LONDON (Arrahmah.com) – Pemerintah Inggris mengatakan pada Ahad (26/3/2017) bahwa layanan keamanan harus memiliki akses ke aplikasi pesan terenkripsi seperti WhatsApp, mengungkapkan bahwa itu digunakan oleh pembunuh di balik serangan parlemen.
Sekretaris Negara Amber Rudd mengatakan kepada Sky News, hal ini “benar-benar tidak dapat diterima” bahwa polisi dan dinas keamanan belum mampu memecahkan layanan terenkripsi tersebut.
“Anda tidak dapat berada di tengah situasi di mana Anda bersama teroris yang berbicara satu sama lain – melalui pesan WhatsApp – dan pesan-pesan tersebut tidak dapat diakses,” katanya.
Polisi mengatakan pada Sabtu (25/3) bahwa mereka masih tidak tahu mengapa Masood, seorang mualaf dengan masa pidana kekerasan, melakukan serangan itu dan mengatakan kemungkinan bahwa ia bertindak sendirian, meskipun dilaporkan telah ada klaim dari kelompok IS.
“Seharusnya tidak ada tempat bagi teroris untuk bersembunyi,” kata Rudd dalam wawancara terpisah dengan BBC.
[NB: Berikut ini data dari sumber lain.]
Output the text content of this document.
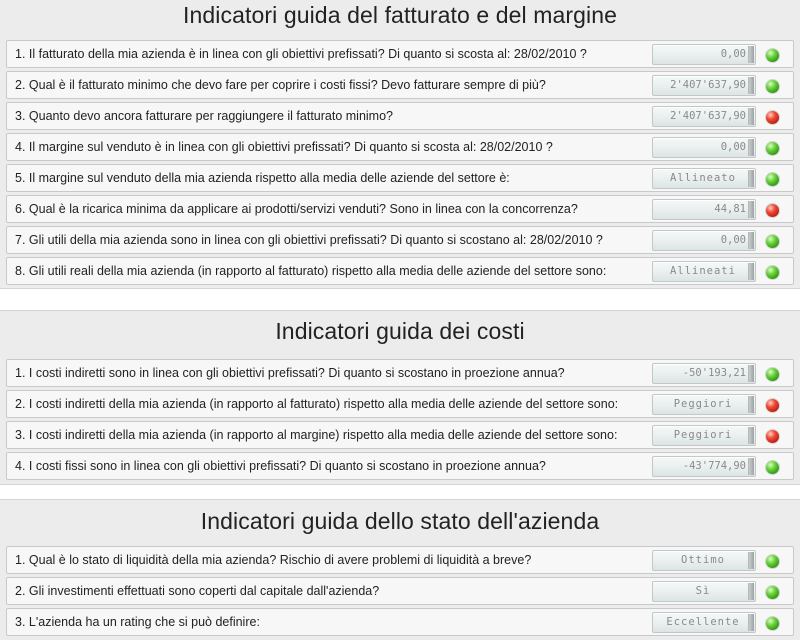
Indicatori guida del fatturato e del margine
1. Il fatturato della mia azienda è in linea con gli obiettivi prefissati? Di quanto si scosta al: 28/02/2010 ?	0,00
2. Qual è il fatturato minimo che devo fare per coprire i costi fissi? Devo fatturare sempre di più?	2'407'637,90
3. Quanto devo ancora fatturare per raggiungere il fatturato minimo?	2'407'637,90
4. Il margine sul venduto è in linea con gli obiettivi prefissati? Di quanto si scosta al: 28/02/2010 ?	0,00
5. Il margine sul venduto della mia azienda rispetto alla media delle aziende del settore è:	Allineato
6. Qual è la ricarica minima da applicare ai prodotti/servizi venduti? Sono in linea con la concorrenza?	44,81
7. Gli utili della mia azienda sono in linea con gli obiettivi prefissati? Di quanto si scostano al: 28/02/2010 ?	0,00
8. Gli utili reali della mia azienda (in rapporto al fatturato) rispetto alla media delle aziende del settore sono:	Allineati
Indicatori guida dei costi
1. I costi indiretti sono in linea con gli obiettivi prefissati? Di quanto si scostano in proezione annua?	-50'193,21
2. I costi indiretti della mia azienda (in rapporto al fatturato) rispetto alla media delle aziende del settore sono:	Peggiori
3. I costi indiretti della mia azienda (in rapporto al margine) rispetto alla media delle aziende del settore sono:	Peggiori
4. I costi fissi sono in linea con gli obiettivi prefissati? Di quanto si scostano in proezione annua?	-43'774,90
Indicatori guida dello stato dell'azienda
1. Qual è lo stato di liquidità della mia azienda? Rischio di avere problemi di liquidità a breve?	Ottimo
2. Gli investimenti effettuati sono coperti dal capitale dall'azienda?	Sì
3. L'azienda ha un rating che si può definire:	Eccellente
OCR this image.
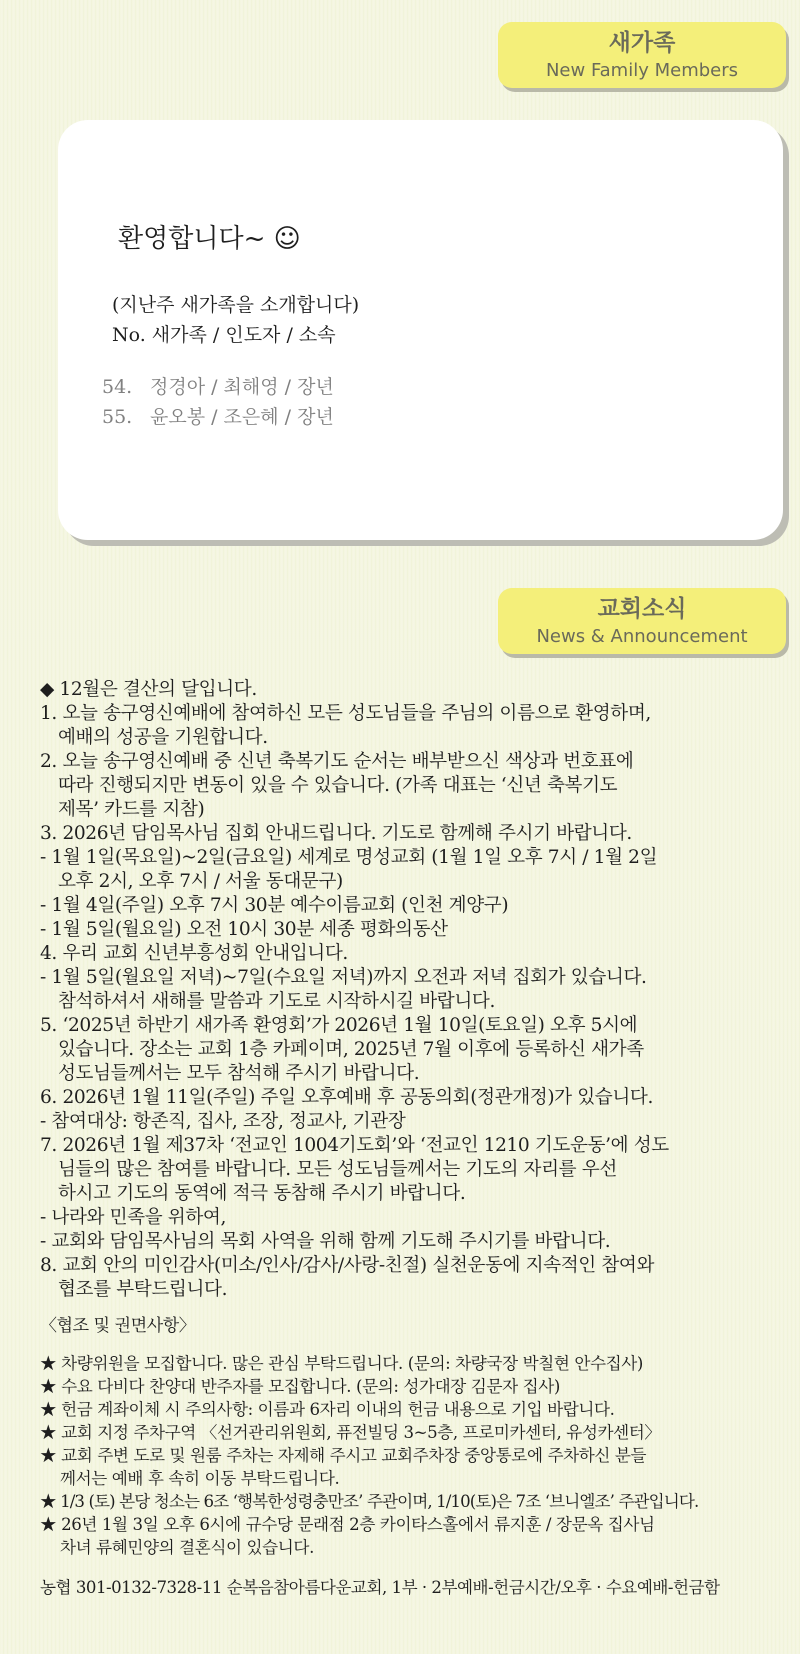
새가족
New Family Members
환영합니다~ ☺
(지난주 새가족을 소개합니다)
No. 새가족 / 인도자 / 소속
54. 정경아 / 최해영 / 장년
55. 윤오봉 / 조은혜 / 장년
교회소식
News & Announcement
◆ 12월은 결산의 달입니다.
1. 오늘 송구영신예배에 참여하신 모든 성도님들을 주님의 이름으로 환영하며,
예배의 성공을 기원합니다.
2. 오늘 송구영신예배 중 신년 축복기도 순서는 배부받으신 색상과 번호표에
따라 진행되지만 변동이 있을 수 있습니다. (가족 대표는 ‘신년 축복기도
제목’ 카드를 지참)
3. 2026년 담임목사님 집회 안내드립니다. 기도로 함께해 주시기 바랍니다.
- 1월 1일(목요일)~2일(금요일) 세계로 명성교회 (1월 1일 오후 7시 / 1월 2일
오후 2시, 오후 7시 / 서울 동대문구)
- 1월 4일(주일) 오후 7시 30분 예수이름교회 (인천 계양구)
- 1월 5일(월요일) 오전 10시 30분 세종 평화의동산
4. 우리 교회 신년부흥성회 안내입니다.
- 1월 5일(월요일 저녁)~7일(수요일 저녁)까지 오전과 저녁 집회가 있습니다.
참석하셔서 새해를 말씀과 기도로 시작하시길 바랍니다.
5. ‘2025년 하반기 새가족 환영회’가 2026년 1월 10일(토요일) 오후 5시에
있습니다. 장소는 교회 1층 카페이며, 2025년 7월 이후에 등록하신 새가족
성도님들께서는 모두 참석해 주시기 바랍니다.
6. 2026년 1월 11일(주일) 주일 오후예배 후 공동의회(정관개정)가 있습니다.
- 참여대상: 항존직, 집사, 조장, 정교사, 기관장
7. 2026년 1월 제37차 ‘전교인 1004기도회’와 ‘전교인 1210 기도운동’에 성도
님들의 많은 참여를 바랍니다. 모든 성도님들께서는 기도의 자리를 우선
하시고 기도의 동역에 적극 동참해 주시기 바랍니다.
- 나라와 민족을 위하여,
- 교회와 담임목사님의 목회 사역을 위해 함께 기도해 주시기를 바랍니다.
8. 교회 안의 미인감사(미소/인사/감사/사랑-친절) 실천운동에 지속적인 참여와
협조를 부탁드립니다.
〈협조 및 권면사항〉
★ 차량위원을 모집합니다. 많은 관심 부탁드립니다. (문의: 차량국장 박칠현 안수집사)
★ 수요 다비다 찬양대 반주자를 모집합니다. (문의: 성가대장 김문자 집사)
★ 헌금 계좌이체 시 주의사항: 이름과 6자리 이내의 헌금 내용으로 기입 바랍니다.
★ 교회 지정 주차구역 〈선거관리위원회, 퓨전빌딩 3~5층, 프로미카센터, 유성카센터〉
★ 교회 주변 도로 및 원룸 주차는 자제해 주시고 교회주차장 중앙통로에 주차하신 분들
께서는 예배 후 속히 이동 부탁드립니다.
★ 1/3 (토) 본당 청소는 6조 ‘행복한성령충만조’ 주관이며, 1/10(토)은 7조 ‘브니엘조’ 주관입니다.
★ 26년 1월 3일 오후 6시에 규수당 문래점 2층 카이타스홀에서 류지훈 / 장문옥 집사님
차녀 류혜민양의 결혼식이 있습니다.
농협 301-0132-7328-11 순복음참아름다운교회, 1부 · 2부예배-헌금시간/오후 · 수요예배-헌금함
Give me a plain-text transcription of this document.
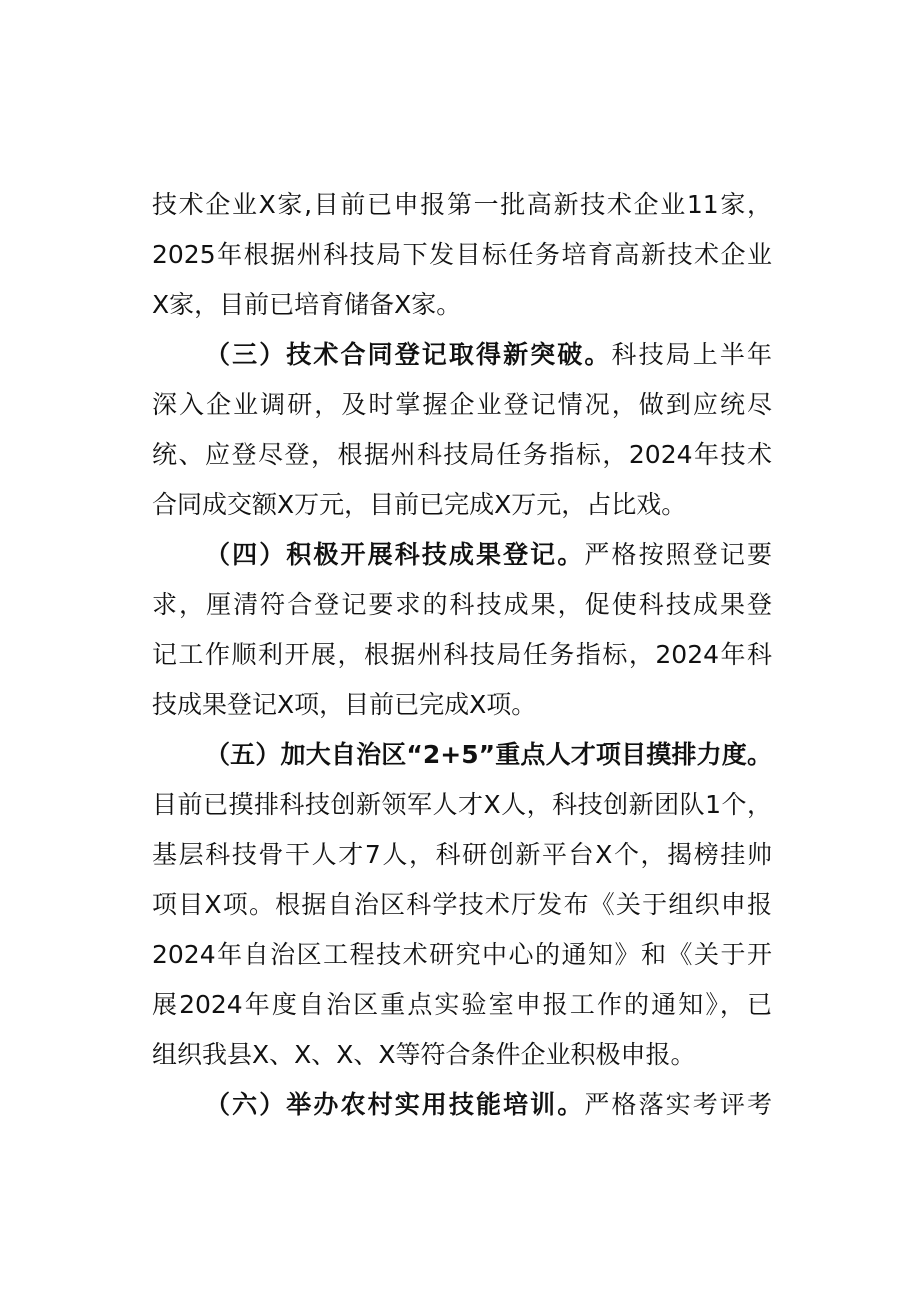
技术企业X家,目前已申报第一批高新技术企业11家，
2025年根据州科技局下发目标任务培育高新技术企业
X家，目前已培育储备X家。
（三）技术合同登记取得新突破。科技局上半年
深入企业调研，及时掌握企业登记情况，做到应统尽
统、应登尽登，根据州科技局任务指标，2024年技术
合同成交额X万元，目前已完成X万元，占比戏。
（四）积极开展科技成果登记。严格按照登记要
求，厘清符合登记要求的科技成果，促使科技成果登
记工作顺利开展，根据州科技局任务指标，2024年科
技成果登记X项，目前已完成X项。
（五）加大自治区“2+5”重点人才项目摸排力度。
目前已摸排科技创新领军人才X人，科技创新团队1个，
基层科技骨干人才7人，科研创新平台X个，揭榜挂帅
项目X项。根据自治区科学技术厅发布《关于组织申报
2024年自治区工程技术研究中心的通知》和《关于开
展2024年度自治区重点实验室申报工作的通知》，已
组织我县X、X、X、X等符合条件企业积极申报。
（六）举办农村实用技能培训。严格落实考评考
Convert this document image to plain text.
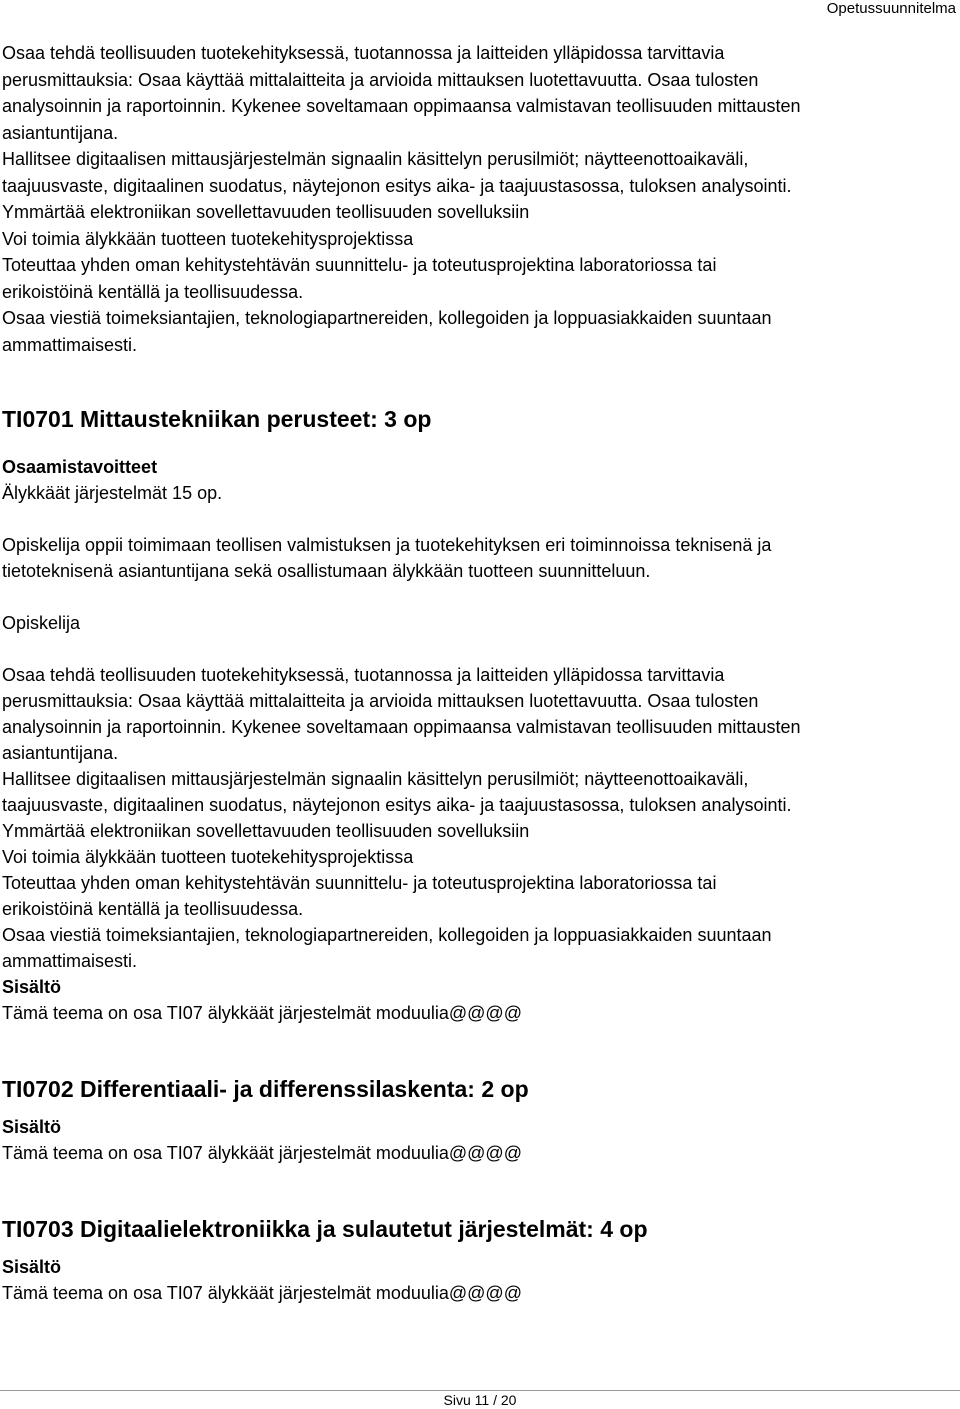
Opetussuunnitelma
Osaa tehdä teollisuuden tuotekehityksessä, tuotannossa ja laitteiden ylläpidossa tarvittavia
perusmittauksia: Osaa käyttää mittalaitteita ja arvioida mittauksen luotettavuutta. Osaa tulosten
analysoinnin ja raportoinnin. Kykenee soveltamaan oppimaansa valmistavan teollisuuden mittausten
asiantuntijana.
Hallitsee digitaalisen mittausjärjestelmän signaalin käsittelyn perusilmiöt; näytteenottoaikaväli,
taajuusvaste, digitaalinen suodatus, näytejonon esitys aika- ja taajuustasossa, tuloksen analysointi.
Ymmärtää elektroniikan sovellettavuuden teollisuuden sovelluksiin
Voi toimia älykkään tuotteen tuotekehitysprojektissa
Toteuttaa yhden oman kehitystehtävän suunnittelu- ja toteutusprojektina laboratoriossa tai
erikoistöinä kentällä ja teollisuudessa.
Osaa viestiä toimeksiantajien, teknologiapartnereiden, kollegoiden ja loppuasiakkaiden suuntaan
ammattimaisesti.
TI0701 Mittaustekniikan perusteet: 3 op
Osaamistavoitteet
Älykkäät järjestelmät 15 op.
Opiskelija oppii toimimaan teollisen valmistuksen ja tuotekehityksen eri toiminnoissa teknisenä ja
tietoteknisenä asiantuntijana sekä osallistumaan älykkään tuotteen suunnitteluun.
Opiskelija
Osaa tehdä teollisuuden tuotekehityksessä, tuotannossa ja laitteiden ylläpidossa tarvittavia
perusmittauksia: Osaa käyttää mittalaitteita ja arvioida mittauksen luotettavuutta. Osaa tulosten
analysoinnin ja raportoinnin. Kykenee soveltamaan oppimaansa valmistavan teollisuuden mittausten
asiantuntijana.
Hallitsee digitaalisen mittausjärjestelmän signaalin käsittelyn perusilmiöt; näytteenottoaikaväli,
taajuusvaste, digitaalinen suodatus, näytejonon esitys aika- ja taajuustasossa, tuloksen analysointi.
Ymmärtää elektroniikan sovellettavuuden teollisuuden sovelluksiin
Voi toimia älykkään tuotteen tuotekehitysprojektissa
Toteuttaa yhden oman kehitystehtävän suunnittelu- ja toteutusprojektina laboratoriossa tai
erikoistöinä kentällä ja teollisuudessa.
Osaa viestiä toimeksiantajien, teknologiapartnereiden, kollegoiden ja loppuasiakkaiden suuntaan
ammattimaisesti.
Sisältö
Tämä teema on osa TI07 älykkäät järjestelmät moduulia@@@@
TI0702 Differentiaali- ja differenssilaskenta: 2 op
Sisältö
Tämä teema on osa TI07 älykkäät järjestelmät moduulia@@@@
TI0703 Digitaalielektroniikka ja sulautetut järjestelmät: 4 op
Sisältö
Tämä teema on osa TI07 älykkäät järjestelmät moduulia@@@@
Sivu 11 / 20
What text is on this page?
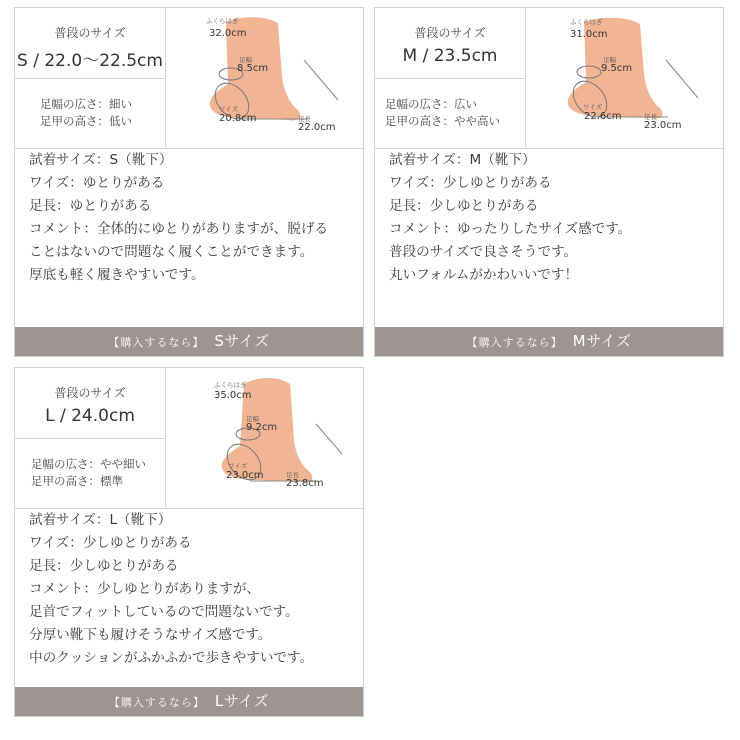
普段のサイズ
S / 22.0〜22.5cm
足幅の広さ：細い
足甲の高さ：低い
ふくらはぎ
32.0cm
足幅
8.5cm
ワイズ
20.8cm	足長
22.0cm
試着サイズ：S（靴下）
ワイズ：ゆとりがある
足長：ゆとりがある
コメント：全体的にゆとりがありますが、脱げる
ことはないので問題なく履くことができます。
厚底も軽く履きやすいです。
【購入するなら】 Sサイズ
普段のサイズ
M / 23.5cm
足幅の広さ：広い
足甲の高さ：やや高い
ふくらはぎ
31.0cm
足幅
9.5cm
ワイズ
22.6cm	足長
23.0cm
試着サイズ：M（靴下）
ワイズ：少しゆとりがある
足長：少しゆとりがある
コメント：ゆったりしたサイズ感です。
普段のサイズで良さそうです。
丸いフォルムがかわいいです！
【購入するなら】 Mサイズ
普段のサイズ
L / 24.0cm
足幅の広さ：やや細い
足甲の高さ：標準
ふくらはぎ
35.0cm
足幅
9.2cm
ワイズ
23.0cm	足長
23.8cm
試着サイズ：L（靴下）
ワイズ：少しゆとりがある
足長：少しゆとりがある
コメント：少しゆとりがありますが、
足首でフィットしているので問題ないです。
分厚い靴下も履けそうなサイズ感です。
中のクッションがふかふかで歩きやすいです。
【購入するなら】 Lサイズ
“Kita perlu memastikan bahwa organisasi seperti WhatsApp – dan ada banyak lagi yang lainnya yang seperti itu – tidak menyediakan tempat rahasia untuk teroris untuk berkomunikasi satu sama lain.”
Dia mengatakan enkripsi “end-to-end” penting untuk keamanan siber, untuk memastikan bahwa bisnis, perbankan dan transaksi lainnya aman – tetapi juga mengatakan bahwa itu juga harus dapat diakses.
“Ini tidak kompatibel. Anda dapat memiliki sistem dimana mereka dapat membangunnya sehingga kita dapat memiliki akses ke sana ketika benar-benar diperlukan,” katanya kepada Sky News.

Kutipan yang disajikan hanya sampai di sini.